Rickards offers two scenarios he finds plausible. The first is an orderly return to the gold standard. “Gold is not a commodity. Gold is not an investment. Gold is money par excellence,” says Rickards, echoing Charles De Gaulle who said, as quoted the New York Fed’s The Key to the Gold Vault: “…there can be no other criterion, no other standard than gold. Yes, gold, which never changes, … which has no nationality and which is eternally and universally accepted as the unalterable fiduciary value par excellence.”
This reader prefers the analysis of Prof. Lawrence White, of George Mason University, in his excellent Making the Transition to a New Gold Standard as published in freebanking.org, to that of Rickards as to the probable equilibrium price for gold under the gold standard. White’s analysis also is fully consistent with that of iconic gold standard advocate Lewis E. Lehrman (whose eponymous institute this writer advises professionally) as set forth in his 2011 The True Gold Standard. Yet give Rickards full credit for systematically laying out his calculus.

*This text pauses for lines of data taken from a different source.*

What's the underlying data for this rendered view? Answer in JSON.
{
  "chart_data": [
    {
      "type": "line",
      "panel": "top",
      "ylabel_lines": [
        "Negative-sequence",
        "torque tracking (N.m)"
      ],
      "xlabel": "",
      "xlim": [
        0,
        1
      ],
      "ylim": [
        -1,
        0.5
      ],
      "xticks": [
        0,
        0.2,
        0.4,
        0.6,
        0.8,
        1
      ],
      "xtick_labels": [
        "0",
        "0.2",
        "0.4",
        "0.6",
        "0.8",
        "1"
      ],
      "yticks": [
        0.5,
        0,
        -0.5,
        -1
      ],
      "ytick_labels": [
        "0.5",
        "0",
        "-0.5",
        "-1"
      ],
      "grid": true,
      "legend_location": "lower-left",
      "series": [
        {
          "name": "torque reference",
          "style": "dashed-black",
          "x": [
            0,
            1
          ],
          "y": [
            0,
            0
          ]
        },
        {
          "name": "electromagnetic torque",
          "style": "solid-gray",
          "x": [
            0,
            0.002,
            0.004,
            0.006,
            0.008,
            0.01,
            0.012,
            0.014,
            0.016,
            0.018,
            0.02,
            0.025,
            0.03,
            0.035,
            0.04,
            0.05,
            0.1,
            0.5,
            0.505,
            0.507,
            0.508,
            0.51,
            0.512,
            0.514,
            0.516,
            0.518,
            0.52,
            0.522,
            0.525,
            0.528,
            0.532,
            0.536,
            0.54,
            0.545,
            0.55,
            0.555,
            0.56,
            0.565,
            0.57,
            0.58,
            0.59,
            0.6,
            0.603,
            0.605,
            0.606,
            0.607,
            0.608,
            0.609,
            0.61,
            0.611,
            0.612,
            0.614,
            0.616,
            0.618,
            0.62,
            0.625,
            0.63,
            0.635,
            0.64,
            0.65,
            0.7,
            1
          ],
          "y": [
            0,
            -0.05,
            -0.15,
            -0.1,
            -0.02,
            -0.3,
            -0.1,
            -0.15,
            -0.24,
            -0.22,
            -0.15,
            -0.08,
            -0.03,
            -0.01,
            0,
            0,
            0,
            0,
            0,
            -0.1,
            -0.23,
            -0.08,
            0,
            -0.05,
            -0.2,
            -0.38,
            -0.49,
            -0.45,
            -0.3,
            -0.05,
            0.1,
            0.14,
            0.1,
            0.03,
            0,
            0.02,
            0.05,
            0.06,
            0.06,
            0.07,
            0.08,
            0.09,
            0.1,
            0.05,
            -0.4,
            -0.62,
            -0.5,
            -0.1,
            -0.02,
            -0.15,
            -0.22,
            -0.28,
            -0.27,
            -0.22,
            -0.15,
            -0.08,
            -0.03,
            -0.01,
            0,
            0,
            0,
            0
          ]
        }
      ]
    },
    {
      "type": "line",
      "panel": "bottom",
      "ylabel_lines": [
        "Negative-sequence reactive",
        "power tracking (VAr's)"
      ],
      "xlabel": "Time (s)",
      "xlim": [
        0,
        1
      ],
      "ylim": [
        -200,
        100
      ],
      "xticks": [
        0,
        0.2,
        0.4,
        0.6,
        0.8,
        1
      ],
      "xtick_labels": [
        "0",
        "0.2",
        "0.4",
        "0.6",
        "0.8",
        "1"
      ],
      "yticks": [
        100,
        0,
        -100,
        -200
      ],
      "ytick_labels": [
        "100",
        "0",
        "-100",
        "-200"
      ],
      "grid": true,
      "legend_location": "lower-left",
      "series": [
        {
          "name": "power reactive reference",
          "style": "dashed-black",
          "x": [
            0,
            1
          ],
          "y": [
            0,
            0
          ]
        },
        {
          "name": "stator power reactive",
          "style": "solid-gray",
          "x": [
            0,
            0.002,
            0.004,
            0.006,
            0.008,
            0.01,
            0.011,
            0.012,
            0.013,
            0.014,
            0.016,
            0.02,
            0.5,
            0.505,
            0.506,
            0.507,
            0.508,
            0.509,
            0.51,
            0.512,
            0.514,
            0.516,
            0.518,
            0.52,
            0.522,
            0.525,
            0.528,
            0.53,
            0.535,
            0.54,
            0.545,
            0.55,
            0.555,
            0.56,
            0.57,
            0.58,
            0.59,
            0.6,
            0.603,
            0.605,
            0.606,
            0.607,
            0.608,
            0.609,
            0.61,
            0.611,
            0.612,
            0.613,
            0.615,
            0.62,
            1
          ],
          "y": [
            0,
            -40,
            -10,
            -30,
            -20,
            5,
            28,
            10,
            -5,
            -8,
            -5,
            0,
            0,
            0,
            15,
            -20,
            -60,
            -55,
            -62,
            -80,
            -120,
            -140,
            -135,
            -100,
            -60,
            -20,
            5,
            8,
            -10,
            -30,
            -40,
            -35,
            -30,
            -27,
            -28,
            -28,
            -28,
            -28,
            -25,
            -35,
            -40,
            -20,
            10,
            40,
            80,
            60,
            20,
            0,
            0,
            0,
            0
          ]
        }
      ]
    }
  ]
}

Rickards’ final scenario is full-on economic chaos. Perhaps it is one to be “followed swiftly by the ascent of a new gold-backed dollar emerging phoenixlike from the ashes….” Or perhaps, he observes, it will be followed by “the widespread breakdown of civil order and eventually a collapse of the physical infrastructure.”
Powerful people in Washington, D.C. are reading James Rickards’ Currency Wars. The endgame by no means is predestined. Gold standard advocacy has become a staple of the conservative movement, a rising issue with the Tea Party, a part of the 2012 presidential race, and is becoming almost a commonplace topic in the elite media. In laying out the issues of real money compellingly, James Rickards adds intelligently to the policy debate.
To allow “threats envisioned in the Pentagon’s 2009 financial war game” to become “more real by the day” represents a failure of statesmanship. America looks to Washington to get a grip on restoring the prosperity, security, dignity and liberty that comes with real money. History well may view James Rickards as the Paul Revere of the Currency War, our struggle to re-establish real money — currency convertible to gold at a fixed number of grains. History may even come to hold Currency Wars as important for our era as was the famed Midnight Ride for American Independence.